Essa passagem representa como o homem já não pode se escorar em valores transcendentes para viver e está só, livre para tomar suas próprias decisões. O sentimento de absurdo e vazio da existência, do nada e da nossa finitude, segundo o filósofo alemão Martin Heidegger, faz surgir aquilo que ele chamou de “angústia”. Ou seja, quando percebemos que nossa existência é limitada e que não há garantias ou essências pré-determinadas. A angústia revela o “ser-para-a-morte”, destacando nossa individualidade e liberdade, pois nos coloca frente ao fato de que somos responsáveis por dar sentido à nossa própria existência. Sartre, discípulo de Heidegger, também trabalha com o conceito de angústia, mas a ideia que ele propõe é ainda mais extrema, dizendo que o sentimento de angústia revela nossa responsabilidade absoluta diante das nossas escolhas e liberdade no mundo, pois não existe uma essência do homem predeterminada; primeiro ele existe e depois adquire suas características. Em O Ser e o Nada, de 1943, Sartre explora a ideia de que a existência é um absurdo refletido pelo “nada”, e o ser é exemplificado, por exemplo, na figura do garçom. Este personagem age como garçom, levanta a bandeja, oferece o cardápio, age como garçom, seu ser virou garçom. Ele anda de maneira excessivamente ágil, suas ações são mecânicas, seus gestos quase caricaturais. Para Sartre, esse garçom está agindo por má-fé, por negar sua liberdade de escolha, vivendo um papel imposto pela sociedade. Ele escolheu “ser” garçom em vez de “ser” outra coisa, ser livre, ser ele mesmo.

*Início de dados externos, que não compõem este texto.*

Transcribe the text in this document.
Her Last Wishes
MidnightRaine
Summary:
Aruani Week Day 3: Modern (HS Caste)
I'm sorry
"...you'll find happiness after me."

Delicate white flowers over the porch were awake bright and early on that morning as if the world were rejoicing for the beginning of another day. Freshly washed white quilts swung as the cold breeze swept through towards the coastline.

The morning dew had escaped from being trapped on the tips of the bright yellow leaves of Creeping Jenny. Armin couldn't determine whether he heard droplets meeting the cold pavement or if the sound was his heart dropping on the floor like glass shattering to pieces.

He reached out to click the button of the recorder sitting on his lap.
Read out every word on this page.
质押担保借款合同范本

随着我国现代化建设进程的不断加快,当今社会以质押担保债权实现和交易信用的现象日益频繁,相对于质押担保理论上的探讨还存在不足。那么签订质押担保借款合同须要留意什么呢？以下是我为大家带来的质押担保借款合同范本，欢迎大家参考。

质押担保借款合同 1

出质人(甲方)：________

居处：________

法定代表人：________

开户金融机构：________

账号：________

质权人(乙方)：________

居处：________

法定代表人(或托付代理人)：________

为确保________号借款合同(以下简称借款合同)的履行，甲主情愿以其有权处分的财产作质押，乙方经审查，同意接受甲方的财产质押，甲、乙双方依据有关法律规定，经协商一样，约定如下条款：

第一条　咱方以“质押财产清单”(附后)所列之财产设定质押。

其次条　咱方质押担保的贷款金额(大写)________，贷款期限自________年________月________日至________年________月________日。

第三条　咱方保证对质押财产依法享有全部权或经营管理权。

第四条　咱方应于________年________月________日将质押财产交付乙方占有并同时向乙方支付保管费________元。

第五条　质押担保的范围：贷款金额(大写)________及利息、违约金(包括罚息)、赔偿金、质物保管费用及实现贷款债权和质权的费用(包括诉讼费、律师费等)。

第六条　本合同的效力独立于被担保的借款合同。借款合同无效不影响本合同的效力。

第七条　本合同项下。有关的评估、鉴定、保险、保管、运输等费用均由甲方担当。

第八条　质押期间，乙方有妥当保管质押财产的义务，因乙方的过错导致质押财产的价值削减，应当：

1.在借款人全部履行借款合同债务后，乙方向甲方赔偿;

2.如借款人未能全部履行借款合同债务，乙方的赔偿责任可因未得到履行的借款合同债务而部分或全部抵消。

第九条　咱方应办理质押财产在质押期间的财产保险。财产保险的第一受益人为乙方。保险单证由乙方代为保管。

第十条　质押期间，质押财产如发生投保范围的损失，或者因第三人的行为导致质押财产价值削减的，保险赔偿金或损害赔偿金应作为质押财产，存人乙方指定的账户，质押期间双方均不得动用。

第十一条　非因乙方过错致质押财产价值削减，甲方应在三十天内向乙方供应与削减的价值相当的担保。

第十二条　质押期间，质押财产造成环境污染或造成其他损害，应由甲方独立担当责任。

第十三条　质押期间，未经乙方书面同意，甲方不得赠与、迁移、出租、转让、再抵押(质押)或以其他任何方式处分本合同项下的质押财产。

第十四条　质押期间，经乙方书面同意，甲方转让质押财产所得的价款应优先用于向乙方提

Uma colaboradora de Sartre, Simone de Beauvoir, diria que a saída para o absurdo e o não-sentido é o engajamento ético em algo, como o feminismo. Kierkegaard, dinamarquês, por sua vez, pai do que se convencionou chamar de existencialismo cristão, encontra a saída da finitude humana através da infinitude da fé, na conversão ao cristianismo. Na sua mocidade, ele era um libertino, escrevendo até um diário de um sedutor, com suas memórias dessa época.
Por fim, Emil Cioran, filósofo niilista romeno, trabalhará profundamente a ideia do absurdo, a constatação do vazio e da futilidade da vida, em sua obra Breviário da Decomposição. Ele reflete sobre a inutilidade do esforço humano diante da inevitabilidade da morte. Sua filosofia é uma contemplação niilista e um convite à futilidade.
Como se pode ver, embora a condição de absurdo seja uma inexorabilidade e esteja intrinsecamente ligada à condição da miséria humana, ela é ao mesmo tempo um abismo e uma esperança. O homem, em sua liberdade, é capaz de moldar-se a si mesmo. A vida é uma folha em branco pendurada em um cavalete, e se o que resultar dela será uma obra de arte ou puramente rabiscos, dependerá da qualidade do artista.